ORPHA:353308Classification level: Subtype of disorder
- Pyruvate carboxylase deficiency type A
- Prevalence: Unknown
- Inheritance: Autosomal recessive
- Age of onset: Infancy
- ICD-10: E74.4
- OMIM: 266150
- UMLS: -
- MeSH: -
- GARD: -
- MedDRA: -
The specific prevalence of type A pyruvate carboxylase deficiency is not known but it has been reported most often in Native Americans from North American Algonquian-speaking groups including the Mi'kmaq, Cree, and Ojibwa tribes. In these groups, the carrier frequency may be as high as 1/10.
Patients with Type A PC deficiency usually first present with symptoms at the age of two to five months, often after normal early development. Clinical manifestations include mild to moderate metabolic acidosis with acute vomiting and tachypnea, failure to thrive, apathy, delayed intellectual and motor development, hypotonia, pyramidal dysfunction, ataxia, nystagmus and seizures. Renal tubular acidosis has also been reported.
PC deficiency is caused by mutations in the PC gene (11q13.4-q13.5).

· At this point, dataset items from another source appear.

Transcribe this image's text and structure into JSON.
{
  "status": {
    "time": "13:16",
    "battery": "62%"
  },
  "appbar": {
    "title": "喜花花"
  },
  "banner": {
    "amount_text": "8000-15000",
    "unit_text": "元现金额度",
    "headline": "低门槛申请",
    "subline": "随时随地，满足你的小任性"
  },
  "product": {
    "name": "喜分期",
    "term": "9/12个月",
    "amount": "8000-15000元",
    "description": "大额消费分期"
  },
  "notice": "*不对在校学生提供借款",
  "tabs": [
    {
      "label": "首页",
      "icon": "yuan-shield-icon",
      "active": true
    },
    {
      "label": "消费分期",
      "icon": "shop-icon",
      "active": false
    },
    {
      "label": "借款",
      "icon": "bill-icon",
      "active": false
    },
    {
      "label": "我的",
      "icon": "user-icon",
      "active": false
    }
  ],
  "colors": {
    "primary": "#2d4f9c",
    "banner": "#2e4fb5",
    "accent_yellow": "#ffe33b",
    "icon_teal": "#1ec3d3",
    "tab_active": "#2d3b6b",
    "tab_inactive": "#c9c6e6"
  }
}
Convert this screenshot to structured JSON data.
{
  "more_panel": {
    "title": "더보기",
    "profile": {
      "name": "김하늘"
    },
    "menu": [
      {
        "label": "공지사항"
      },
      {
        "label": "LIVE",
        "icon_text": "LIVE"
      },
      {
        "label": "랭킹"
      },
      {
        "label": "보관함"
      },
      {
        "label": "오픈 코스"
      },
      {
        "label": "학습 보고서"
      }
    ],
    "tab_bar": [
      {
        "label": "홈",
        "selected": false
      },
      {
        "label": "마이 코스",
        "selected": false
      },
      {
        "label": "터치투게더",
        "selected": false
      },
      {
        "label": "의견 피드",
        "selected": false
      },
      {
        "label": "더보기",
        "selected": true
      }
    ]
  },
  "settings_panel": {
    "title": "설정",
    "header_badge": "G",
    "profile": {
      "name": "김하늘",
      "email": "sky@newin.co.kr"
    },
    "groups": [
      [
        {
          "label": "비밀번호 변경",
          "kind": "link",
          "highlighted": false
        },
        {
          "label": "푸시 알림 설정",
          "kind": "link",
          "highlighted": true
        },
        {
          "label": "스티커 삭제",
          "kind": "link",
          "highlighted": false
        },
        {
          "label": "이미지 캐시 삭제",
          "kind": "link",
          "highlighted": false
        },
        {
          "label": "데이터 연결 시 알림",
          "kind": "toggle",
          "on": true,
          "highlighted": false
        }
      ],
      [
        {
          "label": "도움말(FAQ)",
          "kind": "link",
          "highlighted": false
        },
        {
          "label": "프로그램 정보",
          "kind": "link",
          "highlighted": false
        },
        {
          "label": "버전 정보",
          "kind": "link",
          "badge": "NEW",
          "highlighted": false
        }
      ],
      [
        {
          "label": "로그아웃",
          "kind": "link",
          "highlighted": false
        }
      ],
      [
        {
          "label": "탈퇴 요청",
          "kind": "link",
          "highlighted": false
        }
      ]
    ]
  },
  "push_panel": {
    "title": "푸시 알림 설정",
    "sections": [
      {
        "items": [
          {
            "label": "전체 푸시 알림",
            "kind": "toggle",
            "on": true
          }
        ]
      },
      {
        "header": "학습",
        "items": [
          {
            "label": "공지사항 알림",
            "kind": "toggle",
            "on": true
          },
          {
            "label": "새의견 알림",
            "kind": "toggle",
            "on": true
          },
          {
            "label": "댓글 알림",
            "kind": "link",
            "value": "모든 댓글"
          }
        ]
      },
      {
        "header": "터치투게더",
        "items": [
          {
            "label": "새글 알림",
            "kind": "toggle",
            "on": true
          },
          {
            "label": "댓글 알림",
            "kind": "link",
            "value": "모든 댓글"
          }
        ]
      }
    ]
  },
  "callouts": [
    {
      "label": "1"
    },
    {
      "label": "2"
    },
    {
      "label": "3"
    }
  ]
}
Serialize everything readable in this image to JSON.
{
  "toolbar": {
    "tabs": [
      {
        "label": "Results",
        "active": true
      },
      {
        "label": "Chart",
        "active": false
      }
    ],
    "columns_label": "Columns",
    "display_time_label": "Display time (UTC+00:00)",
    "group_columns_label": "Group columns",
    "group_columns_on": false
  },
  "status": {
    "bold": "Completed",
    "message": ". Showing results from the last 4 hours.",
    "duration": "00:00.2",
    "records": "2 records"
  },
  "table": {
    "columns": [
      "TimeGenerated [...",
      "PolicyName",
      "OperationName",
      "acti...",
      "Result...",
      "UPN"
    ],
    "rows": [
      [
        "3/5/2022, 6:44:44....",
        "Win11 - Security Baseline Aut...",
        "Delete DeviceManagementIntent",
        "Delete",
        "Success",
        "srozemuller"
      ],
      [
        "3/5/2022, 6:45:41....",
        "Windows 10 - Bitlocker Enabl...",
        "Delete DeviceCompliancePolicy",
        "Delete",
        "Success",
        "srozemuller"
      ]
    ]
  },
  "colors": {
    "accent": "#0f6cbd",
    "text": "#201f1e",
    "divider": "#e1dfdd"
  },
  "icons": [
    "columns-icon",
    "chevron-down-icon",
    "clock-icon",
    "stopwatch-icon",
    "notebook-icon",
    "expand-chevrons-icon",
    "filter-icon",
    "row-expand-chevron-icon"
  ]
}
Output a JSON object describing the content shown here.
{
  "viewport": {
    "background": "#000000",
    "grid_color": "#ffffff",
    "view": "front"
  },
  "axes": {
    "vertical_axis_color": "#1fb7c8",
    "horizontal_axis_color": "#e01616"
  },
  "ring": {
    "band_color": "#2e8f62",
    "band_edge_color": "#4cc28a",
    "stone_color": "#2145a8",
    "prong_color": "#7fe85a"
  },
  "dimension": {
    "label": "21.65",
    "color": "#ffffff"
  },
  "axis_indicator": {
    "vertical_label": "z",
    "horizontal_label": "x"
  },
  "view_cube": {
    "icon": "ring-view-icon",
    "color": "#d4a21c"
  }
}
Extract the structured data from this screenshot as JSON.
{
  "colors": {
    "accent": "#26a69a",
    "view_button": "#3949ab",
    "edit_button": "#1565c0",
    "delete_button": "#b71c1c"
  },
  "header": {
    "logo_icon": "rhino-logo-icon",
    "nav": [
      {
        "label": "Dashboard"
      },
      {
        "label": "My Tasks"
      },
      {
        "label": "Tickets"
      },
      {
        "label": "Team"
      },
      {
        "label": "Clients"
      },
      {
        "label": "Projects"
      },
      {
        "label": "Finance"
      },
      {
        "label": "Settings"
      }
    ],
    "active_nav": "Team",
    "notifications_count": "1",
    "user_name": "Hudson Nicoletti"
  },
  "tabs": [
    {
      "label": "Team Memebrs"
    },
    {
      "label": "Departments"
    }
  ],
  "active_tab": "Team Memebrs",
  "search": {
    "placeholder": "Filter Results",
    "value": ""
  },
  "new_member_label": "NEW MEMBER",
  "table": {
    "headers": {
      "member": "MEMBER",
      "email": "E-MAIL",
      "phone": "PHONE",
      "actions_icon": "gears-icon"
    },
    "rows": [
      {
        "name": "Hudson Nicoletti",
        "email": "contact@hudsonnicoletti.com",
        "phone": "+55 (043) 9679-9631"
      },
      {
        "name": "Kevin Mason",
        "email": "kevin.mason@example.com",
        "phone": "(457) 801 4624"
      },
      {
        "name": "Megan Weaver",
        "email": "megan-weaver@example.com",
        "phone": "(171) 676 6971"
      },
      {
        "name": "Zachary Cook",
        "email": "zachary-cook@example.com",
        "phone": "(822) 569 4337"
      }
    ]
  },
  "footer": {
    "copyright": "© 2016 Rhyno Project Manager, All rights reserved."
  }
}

Biochemical testing shows hypoglycemia and ketosis, increased alanine and proline levels, but normal citrulline and lysine levels, along with a normal lactate-to-pyruvate ratio despite acidemia, and normal hydroxybutyrate/acetoacetate (H/A) ratio in plasma. Blood lactic acid levels are usually between 2 and 10 mmol/l. PC enzyme activity assay demonstrating deficiency of the PC enzyme in fibroblasts is also diagnostic, along with mutations in the PC gene identified via molecular genetic testing.
PC deficiency is inherited in an autosomal recessive manner.
Most affected patients die in infancy or in early childhood. Surviving children require special care and schooling.